My blurb in the Economist on the decision to bar the cameras from Mubarak’s trial:
http://www.economist.com/blogs/newsbook/2011/08/hosni-mubarak
I don’t know what the judge’s rationale was, but it’s a pity. People everywhere really need to have an idea of what a criminal trial is like — why there’s a burden of proof, why you go through all the procedures, why the conclusions you draw from reading the papers don’t necessarily equate to proof beyond a reasonable doubt.
Okay, even in highly courtroom-literate societies, not everyone is going to fully wrap their heads around the idea of “burden of proof”, and why you protect the rights of the accused — witness the backlash against the Casey Anthony acquittal. But in Egypt, which has no tradition of televised trials, the idea that you need to go through extensive rigorous procedures, evaluating evidence, to pronounce someone guilty of an offense, is still pretty tenuous.
So, TV = good, when it comes to courtroom procedure.
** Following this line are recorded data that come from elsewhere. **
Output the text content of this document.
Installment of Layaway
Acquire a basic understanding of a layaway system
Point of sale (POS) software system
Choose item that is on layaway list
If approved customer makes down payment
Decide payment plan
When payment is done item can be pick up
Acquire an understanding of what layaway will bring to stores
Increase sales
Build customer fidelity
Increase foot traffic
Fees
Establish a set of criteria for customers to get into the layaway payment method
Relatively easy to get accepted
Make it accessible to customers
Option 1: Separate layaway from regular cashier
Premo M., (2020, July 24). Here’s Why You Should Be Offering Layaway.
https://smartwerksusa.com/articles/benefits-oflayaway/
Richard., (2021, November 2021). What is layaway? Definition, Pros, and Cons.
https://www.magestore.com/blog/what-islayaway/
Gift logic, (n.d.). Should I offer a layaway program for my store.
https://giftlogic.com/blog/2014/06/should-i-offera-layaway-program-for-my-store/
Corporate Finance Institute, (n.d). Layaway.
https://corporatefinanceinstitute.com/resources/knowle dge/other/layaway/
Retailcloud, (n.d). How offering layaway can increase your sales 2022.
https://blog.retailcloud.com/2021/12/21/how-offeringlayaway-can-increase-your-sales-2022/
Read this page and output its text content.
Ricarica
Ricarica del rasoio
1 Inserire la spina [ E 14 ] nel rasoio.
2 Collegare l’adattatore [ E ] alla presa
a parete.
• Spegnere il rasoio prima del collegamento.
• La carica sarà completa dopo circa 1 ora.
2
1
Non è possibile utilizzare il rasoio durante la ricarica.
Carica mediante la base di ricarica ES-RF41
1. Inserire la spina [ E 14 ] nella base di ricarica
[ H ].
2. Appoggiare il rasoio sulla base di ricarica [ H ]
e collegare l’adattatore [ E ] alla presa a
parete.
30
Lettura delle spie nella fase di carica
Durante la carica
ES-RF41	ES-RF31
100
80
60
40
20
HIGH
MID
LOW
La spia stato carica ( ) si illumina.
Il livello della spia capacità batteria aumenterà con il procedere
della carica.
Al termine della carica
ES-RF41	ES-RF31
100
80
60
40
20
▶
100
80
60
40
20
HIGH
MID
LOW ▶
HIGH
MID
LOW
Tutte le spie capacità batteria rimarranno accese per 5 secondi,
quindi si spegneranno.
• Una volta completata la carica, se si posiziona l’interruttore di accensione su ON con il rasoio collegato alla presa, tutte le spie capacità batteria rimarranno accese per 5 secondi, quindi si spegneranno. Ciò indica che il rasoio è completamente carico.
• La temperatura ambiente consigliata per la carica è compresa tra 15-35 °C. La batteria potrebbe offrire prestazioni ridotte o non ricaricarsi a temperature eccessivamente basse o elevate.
Judge Rifaat’s ruling is a real pity.
However, in addition to the TV issue, Egyptian trials are hard to follow on their own terms. Lots of key evidence is presented primarily in written form, so you don’t have the “reading into the record” which makes US trials comparably easy to follow. I think this is a problem with the French court trial system in general, not just Egypt’s version thereof.